Personal data may be transferred to countries outside the European Economic Area (EEA).

Such transfers are carried out in compliance with applicable legal requirements, in particular on the basis of:

  • Standard Contractual Clauses (Art. 46 GDPR); or
  • adequacy decisions of the European Commission.

10. Storage Duration

Personal data is stored only for as long as necessary for the purposes described in this Privacy Policy or as required by statutory retention obligations.

In particular:

  • communication data is stored until the request has been fully processed;
  • usage and technical data is stored for a limited period for security and optimisation purposes;
  • account-related data is stored for the duration of the user relationship and thereafter in accordance with statutory retention requirements.

To the extent that Isaree processes such data, processing is based on Art. 9(2)(a) GDPR (explicit consent) or other applicable legal bases.

11. Data Subject Rights

Data subjects have the following rights under the GDPR:

  • right of access (Art. 15 GDPR);
  • right to rectification (Art. 16 GDPR);
  • right to erasure (Art. 17 GDPR);
  • right to restriction of processing (Art. 18 GDPR);
  • right to data portability (Art. 20 GDPR);
  • right to object (Art. 21 GDPR);
  • right to withdraw consent at any time (Art. 7(3) GDPR).

Requests may be directed to: info@isaree.ai

12. Right to Lodge a Complaint

Data subjects have the right to lodge a complaint with a supervisory authority.

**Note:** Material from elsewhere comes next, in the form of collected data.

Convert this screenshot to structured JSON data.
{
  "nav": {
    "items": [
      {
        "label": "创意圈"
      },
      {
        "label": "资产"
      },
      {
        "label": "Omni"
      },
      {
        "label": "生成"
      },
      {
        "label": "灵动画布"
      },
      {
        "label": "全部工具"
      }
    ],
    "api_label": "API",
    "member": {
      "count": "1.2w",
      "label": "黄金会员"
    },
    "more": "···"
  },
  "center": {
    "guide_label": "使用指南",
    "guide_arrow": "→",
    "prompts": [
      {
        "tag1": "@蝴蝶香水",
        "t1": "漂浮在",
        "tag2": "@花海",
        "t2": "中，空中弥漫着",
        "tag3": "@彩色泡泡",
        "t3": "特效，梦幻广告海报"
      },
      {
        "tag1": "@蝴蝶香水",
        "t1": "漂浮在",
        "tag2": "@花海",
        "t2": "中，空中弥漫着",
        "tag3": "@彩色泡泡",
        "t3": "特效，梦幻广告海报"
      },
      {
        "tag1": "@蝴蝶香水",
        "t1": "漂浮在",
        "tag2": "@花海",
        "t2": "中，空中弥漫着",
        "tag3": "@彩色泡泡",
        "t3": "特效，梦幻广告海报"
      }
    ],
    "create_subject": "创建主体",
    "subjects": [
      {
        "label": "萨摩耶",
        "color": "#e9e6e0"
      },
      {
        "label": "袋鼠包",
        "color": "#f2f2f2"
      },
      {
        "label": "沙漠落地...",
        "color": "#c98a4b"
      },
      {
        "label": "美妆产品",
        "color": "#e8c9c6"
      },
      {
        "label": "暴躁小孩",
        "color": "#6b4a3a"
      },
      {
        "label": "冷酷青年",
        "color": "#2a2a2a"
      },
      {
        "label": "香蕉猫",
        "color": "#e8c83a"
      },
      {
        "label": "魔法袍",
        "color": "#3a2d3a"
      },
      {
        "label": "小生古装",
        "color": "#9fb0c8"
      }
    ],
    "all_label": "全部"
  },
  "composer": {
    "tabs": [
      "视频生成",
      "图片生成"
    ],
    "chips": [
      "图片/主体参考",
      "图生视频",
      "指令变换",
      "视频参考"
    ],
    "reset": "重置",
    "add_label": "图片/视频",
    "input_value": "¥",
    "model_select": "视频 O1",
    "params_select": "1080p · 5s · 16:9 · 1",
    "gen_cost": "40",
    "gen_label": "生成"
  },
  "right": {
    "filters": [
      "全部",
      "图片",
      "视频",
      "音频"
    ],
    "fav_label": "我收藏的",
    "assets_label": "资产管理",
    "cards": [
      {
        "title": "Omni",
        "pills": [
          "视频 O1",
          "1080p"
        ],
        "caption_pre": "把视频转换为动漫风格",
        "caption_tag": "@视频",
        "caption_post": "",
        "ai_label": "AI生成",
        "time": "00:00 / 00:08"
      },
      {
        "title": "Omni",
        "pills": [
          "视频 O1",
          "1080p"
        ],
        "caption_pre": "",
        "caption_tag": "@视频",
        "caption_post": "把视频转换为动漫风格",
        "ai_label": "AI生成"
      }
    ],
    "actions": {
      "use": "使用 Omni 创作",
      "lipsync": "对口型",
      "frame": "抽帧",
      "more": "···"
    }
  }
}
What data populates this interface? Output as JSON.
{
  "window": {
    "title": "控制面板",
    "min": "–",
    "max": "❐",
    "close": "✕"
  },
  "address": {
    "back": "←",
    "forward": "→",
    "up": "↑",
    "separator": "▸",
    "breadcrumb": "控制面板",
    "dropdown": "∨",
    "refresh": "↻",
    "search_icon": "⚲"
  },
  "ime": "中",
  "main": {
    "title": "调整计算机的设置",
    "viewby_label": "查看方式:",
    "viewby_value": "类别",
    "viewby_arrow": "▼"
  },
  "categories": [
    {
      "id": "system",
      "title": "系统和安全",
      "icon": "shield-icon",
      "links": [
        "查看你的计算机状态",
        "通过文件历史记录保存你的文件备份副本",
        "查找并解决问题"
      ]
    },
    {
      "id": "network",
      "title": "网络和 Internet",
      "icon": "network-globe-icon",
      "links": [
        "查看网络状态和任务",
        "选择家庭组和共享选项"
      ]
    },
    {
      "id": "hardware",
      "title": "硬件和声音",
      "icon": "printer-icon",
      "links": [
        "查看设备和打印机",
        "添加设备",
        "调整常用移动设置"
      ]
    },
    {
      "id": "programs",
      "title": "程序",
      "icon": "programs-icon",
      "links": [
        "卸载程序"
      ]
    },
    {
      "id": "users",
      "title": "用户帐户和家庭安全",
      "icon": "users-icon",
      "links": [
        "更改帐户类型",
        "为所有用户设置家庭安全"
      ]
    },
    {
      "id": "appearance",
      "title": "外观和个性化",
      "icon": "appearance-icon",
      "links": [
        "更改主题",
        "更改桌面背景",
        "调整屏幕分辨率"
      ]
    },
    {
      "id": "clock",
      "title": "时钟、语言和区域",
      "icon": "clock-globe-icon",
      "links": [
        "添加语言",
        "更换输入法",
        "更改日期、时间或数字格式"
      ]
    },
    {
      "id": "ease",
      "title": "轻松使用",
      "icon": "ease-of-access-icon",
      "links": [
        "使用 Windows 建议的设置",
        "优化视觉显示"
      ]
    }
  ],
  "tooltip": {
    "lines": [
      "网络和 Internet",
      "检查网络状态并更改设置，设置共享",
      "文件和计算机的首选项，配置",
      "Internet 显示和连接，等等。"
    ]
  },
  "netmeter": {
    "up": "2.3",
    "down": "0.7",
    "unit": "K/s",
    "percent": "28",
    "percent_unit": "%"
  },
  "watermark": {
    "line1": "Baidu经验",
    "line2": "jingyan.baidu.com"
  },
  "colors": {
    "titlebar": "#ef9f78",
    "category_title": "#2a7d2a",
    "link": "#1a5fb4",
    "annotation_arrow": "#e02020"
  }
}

Competent supervisory authority:

Berliner Beauftragte für Datenschutz und Informationsfreiheit Alt-Moabit 59–61 10555 Berlin Germany

13. Provision of Personal Data

The provision of personal data is partly required by law or contract and partly necessary for the use of the Services.

Failure to provide personal data may result in limited or unavailable functionality.

14. Automated Decision-Making

No automated decision-making within the meaning of Art. 22 GDPR takes place.

15. Security Measures

Isaree implements appropriate technical and organisational measures in accordance with Art. 32 GDPR to ensure a level of security appropriate to the risk.

16. Amendments

Isaree reserves the right to amend this Privacy Policy to reflect changes in legal requirements or the Services.

The version published on the website at the time of access shall apply.